Each set of 19 pseudomolecules was evaluated for gene space completeness using both conserved single-copy orthologs of plant genes (BUSCOs) and the single-copy gene content of V. vinifera PN40024. Complete copies of 98.1 ± 0.14% of the BUSCO models were found in each set of pseudomolecules (Supplemental Table 1). Similarly, almost all of the single-copy genes of PN40024 aligned to each set of pseudomolecules (95.01% ± 0.3%). The gene space present in the unplaced sequences was limited to 0.69 ± 0.8% of the BUSCO models and 1.79 ± 0.8% of the PN40024 genes. The completeness of the gene space is another strong evidence that the assemblies are a complete representation of the diploid genomes of the three rootstocks. On both haplotypes of 101–14 Mgt we found more gene loci (33,379 ± 328) than in 110R and Kober 5BB (28,584 ± 863). Further genome-wide gene expression analyses are required to determine if the larger number of gene loci identified in 101–14 Mgt corresponds to a larger number of expressed transcripts than in the other rootstocks.

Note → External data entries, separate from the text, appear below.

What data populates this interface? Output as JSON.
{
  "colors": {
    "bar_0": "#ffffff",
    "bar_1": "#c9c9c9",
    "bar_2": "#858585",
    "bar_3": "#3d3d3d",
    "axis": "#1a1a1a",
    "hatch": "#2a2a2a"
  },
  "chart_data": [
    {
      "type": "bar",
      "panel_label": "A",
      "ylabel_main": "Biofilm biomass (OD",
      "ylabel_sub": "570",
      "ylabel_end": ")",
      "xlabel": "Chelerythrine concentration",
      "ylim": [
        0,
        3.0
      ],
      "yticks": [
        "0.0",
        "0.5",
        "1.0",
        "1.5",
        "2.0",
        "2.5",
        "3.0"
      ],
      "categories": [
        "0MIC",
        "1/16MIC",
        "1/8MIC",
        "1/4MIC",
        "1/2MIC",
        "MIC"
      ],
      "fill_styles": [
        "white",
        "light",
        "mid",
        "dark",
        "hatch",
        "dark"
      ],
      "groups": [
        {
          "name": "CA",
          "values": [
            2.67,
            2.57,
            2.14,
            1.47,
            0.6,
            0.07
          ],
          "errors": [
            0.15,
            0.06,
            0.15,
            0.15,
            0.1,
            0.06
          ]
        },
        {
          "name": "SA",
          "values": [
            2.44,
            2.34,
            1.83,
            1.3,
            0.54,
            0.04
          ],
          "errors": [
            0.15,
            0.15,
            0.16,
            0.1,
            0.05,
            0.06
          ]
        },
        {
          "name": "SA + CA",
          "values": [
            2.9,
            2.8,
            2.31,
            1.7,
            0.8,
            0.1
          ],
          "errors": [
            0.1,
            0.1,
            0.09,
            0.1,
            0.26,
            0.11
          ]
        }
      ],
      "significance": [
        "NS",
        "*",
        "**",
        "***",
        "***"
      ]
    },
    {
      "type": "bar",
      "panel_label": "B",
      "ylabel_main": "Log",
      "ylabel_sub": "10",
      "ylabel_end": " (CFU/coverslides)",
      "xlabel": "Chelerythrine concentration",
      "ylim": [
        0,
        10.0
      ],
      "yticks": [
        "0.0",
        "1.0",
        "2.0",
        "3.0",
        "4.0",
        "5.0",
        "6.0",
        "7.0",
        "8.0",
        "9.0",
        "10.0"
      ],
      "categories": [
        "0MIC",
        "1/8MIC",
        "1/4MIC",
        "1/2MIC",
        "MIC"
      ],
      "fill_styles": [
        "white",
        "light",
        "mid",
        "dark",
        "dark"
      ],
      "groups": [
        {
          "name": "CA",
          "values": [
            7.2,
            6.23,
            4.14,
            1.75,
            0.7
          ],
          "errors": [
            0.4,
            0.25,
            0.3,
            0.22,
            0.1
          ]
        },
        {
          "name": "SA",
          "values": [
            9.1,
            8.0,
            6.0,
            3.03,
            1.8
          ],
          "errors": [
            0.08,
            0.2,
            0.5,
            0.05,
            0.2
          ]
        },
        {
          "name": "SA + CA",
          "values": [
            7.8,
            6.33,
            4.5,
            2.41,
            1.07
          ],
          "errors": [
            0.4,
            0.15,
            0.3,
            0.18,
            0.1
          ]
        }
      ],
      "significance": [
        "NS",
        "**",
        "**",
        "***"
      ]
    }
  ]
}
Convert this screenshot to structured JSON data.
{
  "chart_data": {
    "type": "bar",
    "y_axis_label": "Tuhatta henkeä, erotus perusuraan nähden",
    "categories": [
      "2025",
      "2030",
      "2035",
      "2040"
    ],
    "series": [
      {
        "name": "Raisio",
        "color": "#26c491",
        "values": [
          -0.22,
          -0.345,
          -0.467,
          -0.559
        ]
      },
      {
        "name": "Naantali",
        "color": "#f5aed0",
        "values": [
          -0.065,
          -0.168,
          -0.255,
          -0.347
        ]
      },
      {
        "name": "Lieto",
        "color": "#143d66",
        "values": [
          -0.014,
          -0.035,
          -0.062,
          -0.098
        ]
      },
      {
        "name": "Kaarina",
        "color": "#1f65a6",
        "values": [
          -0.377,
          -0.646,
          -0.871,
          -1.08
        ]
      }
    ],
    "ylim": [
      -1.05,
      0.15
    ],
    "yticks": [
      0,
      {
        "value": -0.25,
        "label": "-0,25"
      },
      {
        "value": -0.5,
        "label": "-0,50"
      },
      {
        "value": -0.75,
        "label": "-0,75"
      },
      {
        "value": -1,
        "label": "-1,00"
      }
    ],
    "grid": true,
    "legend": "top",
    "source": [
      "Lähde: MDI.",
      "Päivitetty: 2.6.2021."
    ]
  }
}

Using the pedigree information of each rootstock (Fig. 1b), we assigned each pseudomolecule to its parental Vitis species, i.e. either V. riparia, V. rupestris, or V. berlandieri. For each pseudomolecule, we identified the three pairs of haplotypes having the highest gene sequence similarity and assigned them to the shared parental Vitis species. This allowed us to manually detect and correct the phasing errors (i.e. haplotype switches) introduced during the assembly of the draft sequences or the scaffolding of the pseudomolecules (Fig. 3a). Whole-sequence comparison of the six haplotypes of each pseudomolecule showed that the haplotypes assigned to the same Vitis species were more similar (80.5% ± 1.4% identity) than those that do not share the same species (74.0% ± 3.3% identity; p value = 0.0003, W = 142, n = 30 unpaired Wilcoxon rank sum test; Fig. 3b,c). These results suggest that the haplotypes of the three rootstock genomes were correctly phased. Despite the variable levels of sequence polymorphism, pseudomolecules of the three rootstock genomes were highly colinear regardless of their species of origin. When considering both gene sequence similarity, gene order, and physical location, 73.1% ± 3.5% of the protein-coding loci were found in at least one colinear block when comparing haplotypes with shared parental origin, and 71.5% ± 3.5% between haplotypes of different species (Supplemental figure 2). Overall, an average of 82.4% ± 2.6% of the genomic sequences are covered by colinear blocks (Supplemental figure 3), which reflects a remarkable conservation of chromosome structure among these Vitis species.